The term Blockchain seems to everywhere you go online. If you are living under the rocks or you never bothered yourself before to know exactly what it is, it is time to explain it to you in simple terms. There are a lot of explanations available online that you may come across where you will not get the basic understanding on blockchain. First of all, blockchain is a technology or mechanism that it is driving the cryptocurrency and more specifically, Bitcoin which is the most popular of them all. This mechanism is developed by Satoshi Nakamoto who is still unidentified. The mechanism has created a new way of thinking and experts are identifying its application in various online activities.

Blockchain Technology In Layman’s Term –

Blockchain technology is the mechanism of distributing digital information rather than centralizing it. The distribution is not copying and pasting the same information in different servers. It is like dividing a cluster of information into multiple pieces and sending each one of them to different servers or machines. Therefore, the processing of that information will be faster as every piece will be processed simultaneously. In a centralized system, the pieces of the information are processed serially. The blockchain is like making the transition from serial connection to parallel connection in layman’s term.

Initially, the blockchain mechanism was developed only for Bitcoin to work. But with time, banking and insurance companies are pouring in to use the same for their system. This is because it is highly secure relative to the current system in place. Besides, it is super fast, and that is what the users demand these days. In the current system, the users use the bank as a middleman for transactions with the suppliers. Using blockchain technology, the consumers can connect to the suppliers directly, and the third party can be eliminated which is both fast and safe.

Going Deep Into Blockchain Technology –

In blockchain, a decentralized database is maintained. It is referred to as the digital ledger. This keeps track of all the transactions happening in the network. This network is the chain of computers or servers that are approved and verified. Suppose A wants to send money to B. This transaction is referred to as a block. This block is broadcast to every computer in the network. These computers are responsible for approving and validating transactions. After validation, the block is added to the chain where all records of the transactions are presented transparently. Only after that, the money moves from A to B.

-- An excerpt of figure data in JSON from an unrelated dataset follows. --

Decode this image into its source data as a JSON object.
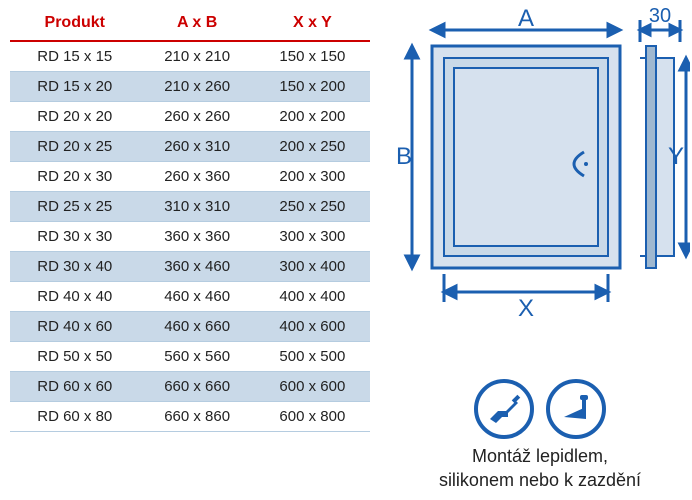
{
  "table": {
    "headers": [
      "Produkt",
      "A x B",
      "X x Y"
    ],
    "rows": [
      [
        "RD 15 x 15",
        "210 x 210",
        "150 x 150"
      ],
      [
        "RD 15 x 20",
        "210 x 260",
        "150 x 200"
      ],
      [
        "RD 20 x 20",
        "260 x 260",
        "200 x 200"
      ],
      [
        "RD 20 x 25",
        "260 x 310",
        "200 x 250"
      ],
      [
        "RD 20 x 30",
        "260 x 360",
        "200 x 300"
      ],
      [
        "RD 25 x 25",
        "310 x 310",
        "250 x 250"
      ],
      [
        "RD 30 x 30",
        "360 x 360",
        "300 x 300"
      ],
      [
        "RD 30 x 40",
        "360 x 460",
        "300 x 400"
      ],
      [
        "RD 40 x 40",
        "460 x 460",
        "400 x 400"
      ],
      [
        "RD 40 x 60",
        "460 x 660",
        "400 x 600"
      ],
      [
        "RD 50 x 50",
        "560 x 560",
        "500 x 500"
      ],
      [
        "RD 60 x 60",
        "660 x 660",
        "600 x 600"
      ],
      [
        "RD 60 x 80",
        "660 x 860",
        "600 x 800"
      ]
    ]
  },
  "diagram": {
    "label_A": "A",
    "label_B": "B",
    "label_X": "X",
    "label_Y": "Y",
    "label_30": "30",
    "colors": {
      "stroke": "#1b5fb0",
      "fill_light": "#d6e1ee",
      "fill_mid": "#9fb8d0"
    }
  },
  "caption": {
    "line1": "Montáž lepidlem,",
    "line2": "silikonem nebo k zazdění"
  }
}
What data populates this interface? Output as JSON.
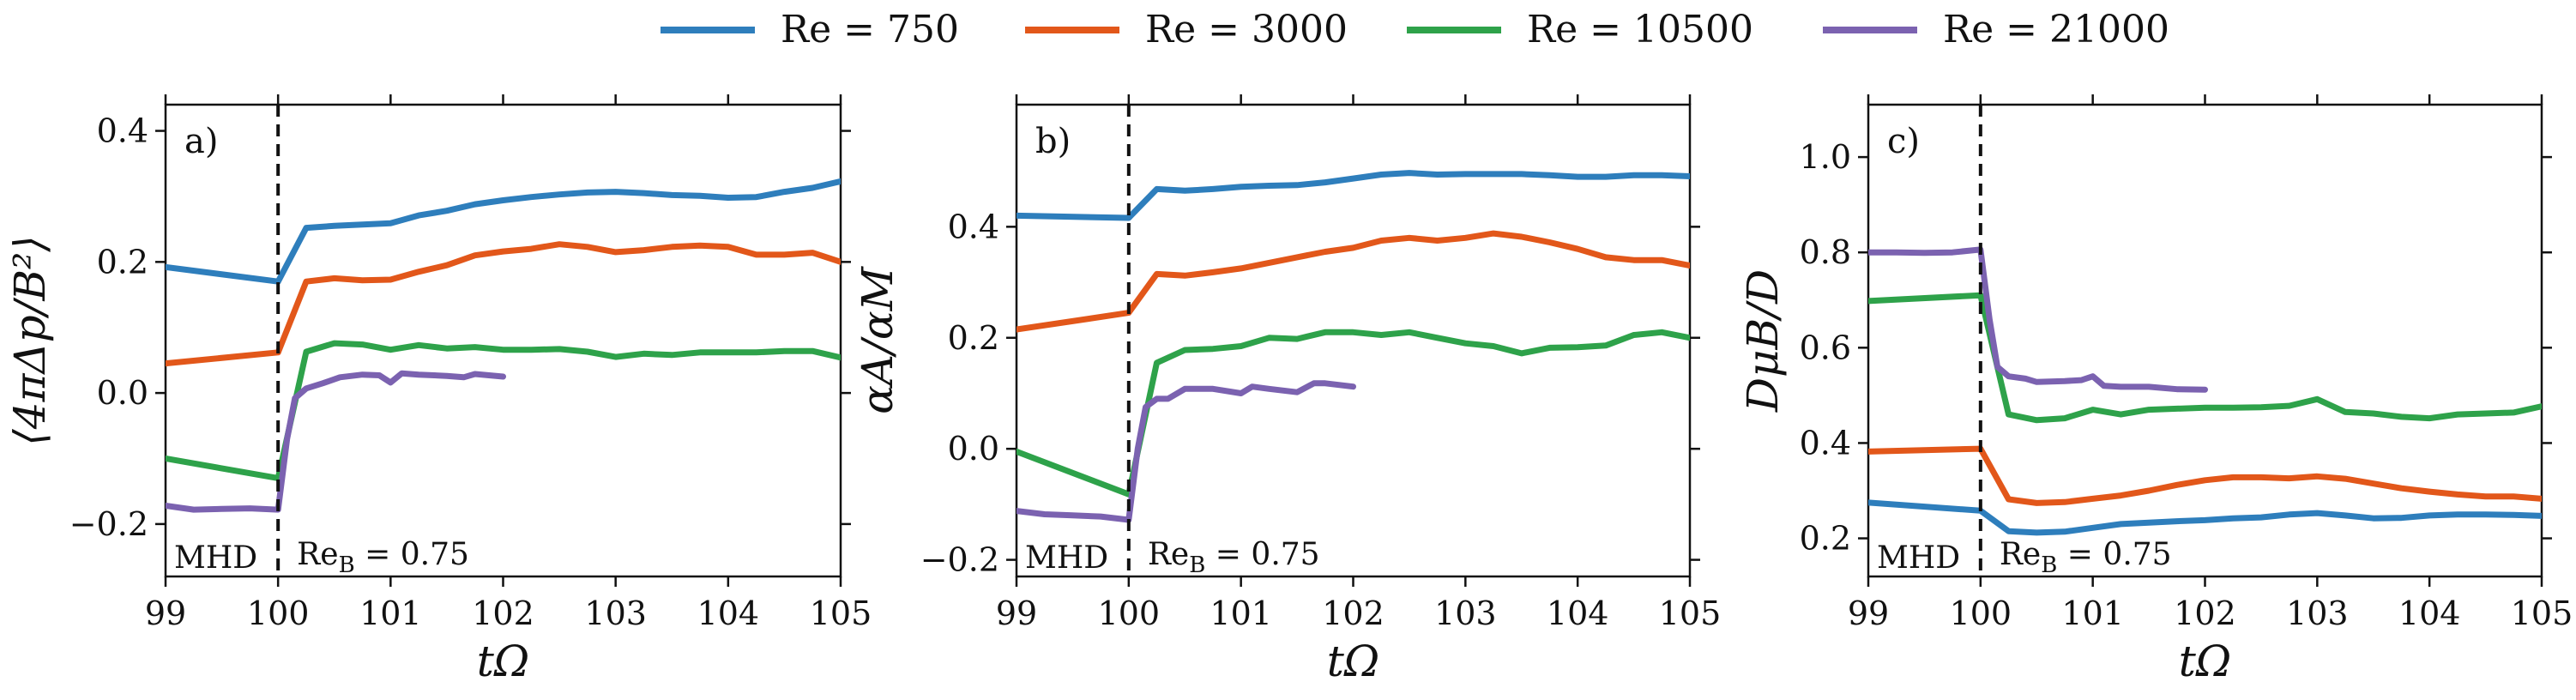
{
  "legend": {
    "entries": [
      {
        "name": "Re = 750",
        "color": "#2e7ebc"
      },
      {
        "name": "Re = 3000",
        "color": "#e2571a"
      },
      {
        "name": "Re = 10500",
        "color": "#2ea24a"
      },
      {
        "name": "Re = 21000",
        "color": "#7b62b0"
      }
    ]
  },
  "annotations": {
    "left": "MHD",
    "right": "Re",
    "right_sub": "B",
    "right_value": " = 0.75"
  },
  "chart_data": [
    {
      "type": "line",
      "panel_label": "a)",
      "xlabel": "tΩ",
      "ylabel": "⟨4πΔp/B²⟩",
      "xlim": [
        99,
        105
      ],
      "ylim": [
        -0.28,
        0.44
      ],
      "xticks": [
        99,
        100,
        101,
        102,
        103,
        104,
        105
      ],
      "xtick_labels": [
        "99",
        "100",
        "101",
        "102",
        "103",
        "104",
        "105"
      ],
      "yticks": [
        -0.2,
        0.0,
        0.2,
        0.4
      ],
      "ytick_labels": [
        "−0.2",
        "0.0",
        "0.2",
        "0.4"
      ],
      "vline_x": 100,
      "series": [
        {
          "name": "Re = 750",
          "x": [
            99,
            100,
            100.25,
            100.5,
            101,
            101.25,
            101.5,
            101.75,
            102,
            102.25,
            102.5,
            102.75,
            103,
            103.25,
            103.5,
            103.75,
            104,
            104.25,
            104.5,
            104.75,
            105
          ],
          "y": [
            0.192,
            0.17,
            0.252,
            0.255,
            0.259,
            0.271,
            0.278,
            0.288,
            0.294,
            0.299,
            0.303,
            0.306,
            0.307,
            0.305,
            0.302,
            0.301,
            0.298,
            0.299,
            0.307,
            0.313,
            0.323
          ]
        },
        {
          "name": "Re = 3000",
          "x": [
            99,
            100,
            100.25,
            100.5,
            100.75,
            101,
            101.25,
            101.5,
            101.75,
            102,
            102.25,
            102.5,
            102.75,
            103,
            103.25,
            103.5,
            103.75,
            104,
            104.25,
            104.5,
            104.75,
            105
          ],
          "y": [
            0.045,
            0.062,
            0.17,
            0.175,
            0.172,
            0.173,
            0.185,
            0.195,
            0.21,
            0.216,
            0.22,
            0.227,
            0.223,
            0.215,
            0.218,
            0.223,
            0.225,
            0.223,
            0.211,
            0.211,
            0.214,
            0.2
          ]
        },
        {
          "name": "Re = 10500",
          "x": [
            99,
            100,
            100.25,
            100.5,
            100.75,
            101,
            101.25,
            101.5,
            101.75,
            102,
            102.25,
            102.5,
            102.75,
            103,
            103.25,
            103.5,
            103.75,
            104,
            104.25,
            104.5,
            104.75,
            105
          ],
          "y": [
            -0.1,
            -0.13,
            0.063,
            0.076,
            0.074,
            0.066,
            0.073,
            0.068,
            0.07,
            0.066,
            0.066,
            0.067,
            0.063,
            0.055,
            0.06,
            0.058,
            0.062,
            0.062,
            0.062,
            0.064,
            0.064,
            0.054
          ]
        },
        {
          "name": "Re = 21000",
          "x": [
            99,
            99.25,
            99.5,
            99.75,
            100,
            100.08,
            100.15,
            100.25,
            100.4,
            100.55,
            100.75,
            100.9,
            101,
            101.1,
            101.25,
            101.5,
            101.65,
            101.75,
            102
          ],
          "y": [
            -0.172,
            -0.178,
            -0.177,
            -0.176,
            -0.178,
            -0.07,
            -0.008,
            0.007,
            0.015,
            0.024,
            0.028,
            0.027,
            0.016,
            0.03,
            0.028,
            0.026,
            0.024,
            0.029,
            0.025
          ]
        }
      ]
    },
    {
      "type": "line",
      "panel_label": "b)",
      "xlabel": "tΩ",
      "ylabel": "αA/αM",
      "xlim": [
        99,
        105
      ],
      "ylim": [
        -0.23,
        0.62
      ],
      "xticks": [
        99,
        100,
        101,
        102,
        103,
        104,
        105
      ],
      "xtick_labels": [
        "99",
        "100",
        "101",
        "102",
        "103",
        "104",
        "105"
      ],
      "yticks": [
        -0.2,
        0.0,
        0.2,
        0.4
      ],
      "ytick_labels": [
        "−0.2",
        "0.0",
        "0.2",
        "0.4"
      ],
      "vline_x": 100,
      "series": [
        {
          "name": "Re = 750",
          "x": [
            99,
            100,
            100.25,
            100.5,
            100.75,
            101,
            101.25,
            101.5,
            101.75,
            102,
            102.25,
            102.5,
            102.75,
            103,
            103.25,
            103.5,
            103.75,
            104,
            104.25,
            104.5,
            104.75,
            105
          ],
          "y": [
            0.42,
            0.416,
            0.468,
            0.465,
            0.468,
            0.472,
            0.474,
            0.475,
            0.48,
            0.487,
            0.494,
            0.497,
            0.494,
            0.495,
            0.495,
            0.495,
            0.493,
            0.49,
            0.49,
            0.493,
            0.493,
            0.491
          ]
        },
        {
          "name": "Re = 3000",
          "x": [
            99,
            100,
            100.25,
            100.5,
            100.75,
            101,
            101.25,
            101.5,
            101.75,
            102,
            102.25,
            102.5,
            102.75,
            103,
            103.25,
            103.5,
            103.75,
            104,
            104.25,
            104.5,
            104.75,
            105
          ],
          "y": [
            0.215,
            0.245,
            0.315,
            0.312,
            0.318,
            0.325,
            0.335,
            0.345,
            0.355,
            0.362,
            0.375,
            0.38,
            0.375,
            0.38,
            0.388,
            0.382,
            0.372,
            0.36,
            0.345,
            0.34,
            0.34,
            0.33
          ]
        },
        {
          "name": "Re = 10500",
          "x": [
            99,
            100,
            100.25,
            100.5,
            100.75,
            101,
            101.25,
            101.5,
            101.75,
            102,
            102.25,
            102.5,
            102.75,
            103,
            103.25,
            103.5,
            103.75,
            104,
            104.25,
            104.5,
            104.75,
            105
          ],
          "y": [
            -0.005,
            -0.082,
            0.155,
            0.178,
            0.18,
            0.185,
            0.2,
            0.198,
            0.21,
            0.21,
            0.205,
            0.21,
            0.2,
            0.19,
            0.185,
            0.172,
            0.182,
            0.183,
            0.186,
            0.205,
            0.21,
            0.2
          ]
        },
        {
          "name": "Re = 21000",
          "x": [
            99,
            99.25,
            99.5,
            99.75,
            100,
            100.08,
            100.15,
            100.25,
            100.35,
            100.5,
            100.75,
            101,
            101.1,
            101.25,
            101.5,
            101.65,
            101.75,
            102
          ],
          "y": [
            -0.112,
            -0.118,
            -0.12,
            -0.122,
            -0.128,
            0.0,
            0.075,
            0.09,
            0.09,
            0.108,
            0.108,
            0.1,
            0.112,
            0.108,
            0.102,
            0.118,
            0.118,
            0.112
          ]
        }
      ]
    },
    {
      "type": "line",
      "panel_label": "c)",
      "xlabel": "tΩ",
      "ylabel": "DμB/D",
      "xlim": [
        99,
        105
      ],
      "ylim": [
        0.12,
        1.11
      ],
      "xticks": [
        99,
        100,
        101,
        102,
        103,
        104,
        105
      ],
      "xtick_labels": [
        "99",
        "100",
        "101",
        "102",
        "103",
        "104",
        "105"
      ],
      "yticks": [
        0.2,
        0.4,
        0.6,
        0.8,
        1.0
      ],
      "ytick_labels": [
        "0.2",
        "0.4",
        "0.6",
        "0.8",
        "1.0"
      ],
      "vline_x": 100,
      "series": [
        {
          "name": "Re = 750",
          "x": [
            99,
            100,
            100.25,
            100.5,
            100.75,
            101,
            101.25,
            101.5,
            101.75,
            102,
            102.25,
            102.5,
            102.75,
            103,
            103.25,
            103.5,
            103.75,
            104,
            104.25,
            104.5,
            104.75,
            105
          ],
          "y": [
            0.275,
            0.258,
            0.215,
            0.212,
            0.214,
            0.222,
            0.23,
            0.233,
            0.236,
            0.238,
            0.242,
            0.244,
            0.25,
            0.253,
            0.248,
            0.242,
            0.243,
            0.248,
            0.25,
            0.25,
            0.249,
            0.247
          ]
        },
        {
          "name": "Re = 3000",
          "x": [
            99,
            100,
            100.25,
            100.5,
            100.75,
            101,
            101.25,
            101.5,
            101.75,
            102,
            102.25,
            102.5,
            102.75,
            103,
            103.25,
            103.5,
            103.75,
            104,
            104.25,
            104.5,
            104.75,
            105
          ],
          "y": [
            0.382,
            0.388,
            0.282,
            0.274,
            0.276,
            0.283,
            0.29,
            0.3,
            0.312,
            0.322,
            0.328,
            0.328,
            0.326,
            0.33,
            0.325,
            0.315,
            0.305,
            0.298,
            0.292,
            0.288,
            0.288,
            0.283
          ]
        },
        {
          "name": "Re = 10500",
          "x": [
            99,
            100,
            100.25,
            100.5,
            100.75,
            101,
            101.25,
            101.5,
            101.75,
            102,
            102.25,
            102.5,
            102.75,
            103,
            103.25,
            103.5,
            103.75,
            104,
            104.25,
            104.5,
            104.75,
            105
          ],
          "y": [
            0.698,
            0.71,
            0.46,
            0.448,
            0.452,
            0.47,
            0.46,
            0.47,
            0.472,
            0.474,
            0.474,
            0.475,
            0.478,
            0.492,
            0.465,
            0.462,
            0.455,
            0.452,
            0.46,
            0.462,
            0.464,
            0.477
          ]
        },
        {
          "name": "Re = 21000",
          "x": [
            99,
            99.25,
            99.5,
            99.75,
            100,
            100.08,
            100.15,
            100.25,
            100.4,
            100.5,
            100.75,
            100.9,
            101,
            101.1,
            101.25,
            101.5,
            101.75,
            102
          ],
          "y": [
            0.8,
            0.8,
            0.799,
            0.8,
            0.806,
            0.66,
            0.56,
            0.54,
            0.535,
            0.528,
            0.53,
            0.532,
            0.54,
            0.52,
            0.518,
            0.518,
            0.513,
            0.512
          ]
        }
      ]
    }
  ]
}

The validation process is tightly coupled, and it is driven by public and private key mechanism. The private key is the one that the account holders own. However, they should never give it out else the account can be taken over by anyone. When a transaction happens, the public key is given out with a digital signature. This digital signature is generated using the private key, and hence, it holds the key to the security of the transaction as well as the wallet. The nodes will then verify whether the transaction is legitimate without revealing the private key. There are a lot of algorithms involved in all of these that are still to be cracked. It undergoes a lot of encryption processes, and this is where the processing power is required.

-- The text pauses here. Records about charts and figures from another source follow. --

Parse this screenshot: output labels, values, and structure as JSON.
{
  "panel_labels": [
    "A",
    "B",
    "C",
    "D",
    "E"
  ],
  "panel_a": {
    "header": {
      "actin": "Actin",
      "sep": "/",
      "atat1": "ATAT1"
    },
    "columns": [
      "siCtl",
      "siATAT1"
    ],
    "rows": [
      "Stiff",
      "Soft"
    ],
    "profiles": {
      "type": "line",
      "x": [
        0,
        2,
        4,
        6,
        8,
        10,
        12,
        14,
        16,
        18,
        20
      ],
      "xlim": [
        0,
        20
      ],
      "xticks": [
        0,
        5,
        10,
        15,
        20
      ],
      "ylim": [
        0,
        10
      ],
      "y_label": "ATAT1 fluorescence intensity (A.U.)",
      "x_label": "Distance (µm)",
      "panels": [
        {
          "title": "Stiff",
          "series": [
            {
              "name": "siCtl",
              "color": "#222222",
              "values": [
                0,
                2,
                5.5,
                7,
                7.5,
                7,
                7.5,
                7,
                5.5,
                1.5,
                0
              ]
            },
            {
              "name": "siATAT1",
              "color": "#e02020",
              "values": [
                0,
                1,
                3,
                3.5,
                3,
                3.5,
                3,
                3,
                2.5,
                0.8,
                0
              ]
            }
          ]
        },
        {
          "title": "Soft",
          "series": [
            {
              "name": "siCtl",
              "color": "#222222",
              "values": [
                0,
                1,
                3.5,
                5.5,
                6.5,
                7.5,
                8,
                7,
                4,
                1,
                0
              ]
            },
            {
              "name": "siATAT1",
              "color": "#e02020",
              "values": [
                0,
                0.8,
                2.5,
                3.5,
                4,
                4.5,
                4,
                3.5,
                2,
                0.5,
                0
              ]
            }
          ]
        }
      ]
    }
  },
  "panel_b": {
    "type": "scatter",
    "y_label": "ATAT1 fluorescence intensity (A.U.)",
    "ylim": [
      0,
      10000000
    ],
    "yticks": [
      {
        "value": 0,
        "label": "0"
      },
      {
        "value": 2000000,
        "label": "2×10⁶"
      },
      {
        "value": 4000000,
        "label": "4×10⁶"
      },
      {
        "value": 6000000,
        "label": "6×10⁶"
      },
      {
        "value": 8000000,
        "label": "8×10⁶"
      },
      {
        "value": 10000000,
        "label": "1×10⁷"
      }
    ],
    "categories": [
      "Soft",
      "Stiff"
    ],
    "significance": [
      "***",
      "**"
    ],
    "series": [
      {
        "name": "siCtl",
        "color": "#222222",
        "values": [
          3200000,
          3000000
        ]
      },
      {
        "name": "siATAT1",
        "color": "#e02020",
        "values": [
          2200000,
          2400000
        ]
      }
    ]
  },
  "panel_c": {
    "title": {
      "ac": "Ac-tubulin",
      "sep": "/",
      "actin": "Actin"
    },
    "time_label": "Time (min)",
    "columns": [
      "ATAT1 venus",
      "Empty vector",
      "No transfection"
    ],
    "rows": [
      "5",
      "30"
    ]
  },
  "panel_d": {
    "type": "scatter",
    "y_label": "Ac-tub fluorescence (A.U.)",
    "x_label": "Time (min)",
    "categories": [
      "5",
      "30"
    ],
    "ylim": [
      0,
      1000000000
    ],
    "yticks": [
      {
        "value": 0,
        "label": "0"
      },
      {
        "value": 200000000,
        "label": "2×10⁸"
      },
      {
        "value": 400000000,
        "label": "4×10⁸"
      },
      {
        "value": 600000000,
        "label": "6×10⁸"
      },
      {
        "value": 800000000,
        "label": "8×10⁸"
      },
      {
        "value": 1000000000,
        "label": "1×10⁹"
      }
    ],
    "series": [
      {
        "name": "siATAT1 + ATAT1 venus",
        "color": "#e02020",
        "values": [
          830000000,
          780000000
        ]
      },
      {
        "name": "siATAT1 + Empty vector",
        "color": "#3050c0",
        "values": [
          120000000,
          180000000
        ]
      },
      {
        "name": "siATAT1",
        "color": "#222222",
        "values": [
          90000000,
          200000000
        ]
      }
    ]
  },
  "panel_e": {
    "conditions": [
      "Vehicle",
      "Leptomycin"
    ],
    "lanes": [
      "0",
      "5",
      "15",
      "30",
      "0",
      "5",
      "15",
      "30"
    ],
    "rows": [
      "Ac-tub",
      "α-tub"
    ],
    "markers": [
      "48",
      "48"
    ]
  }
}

This is where the miners come into the play, and they get a small fee for verifying the payment. This fee varies accordingly to the number of transactions available. The higher the number, the higher will be the fee. The miners can also mine new Bitcoin and earn a lot in their passive time.

Wide Applications –

As it is basically a transaction based technology, it can be used almost everywhere. In the online world, every time can be considered as a deal or transaction. But for now, it is suitable for all monetary transaction as well as of goods and properties. Therefore, it is likely to take over the banking industry completely. It is more so because, in the current scenario, the bank is responsible for maintaining the central database where all the data are stored. They are also responsible for all the updating and modifications as per the transaction happening. Even if it is automated, there are certain things that always need to be manual. But this manual work takes a lot of time due to the hundreds of thousands of transactions are happened every minute.

With the distributed ledger, there will be a need for a lot of resources to verify the transactions manually or semi-manually. Therefore, the speed will increase. Moreover, there will be a lot of copies available and hence, hacking one database will not affect anything as they are a lot of back-ups available. Hacking will be effective only if every single node is manipulated together which is impossible because the nodes are spread across the world thanks to decentralization.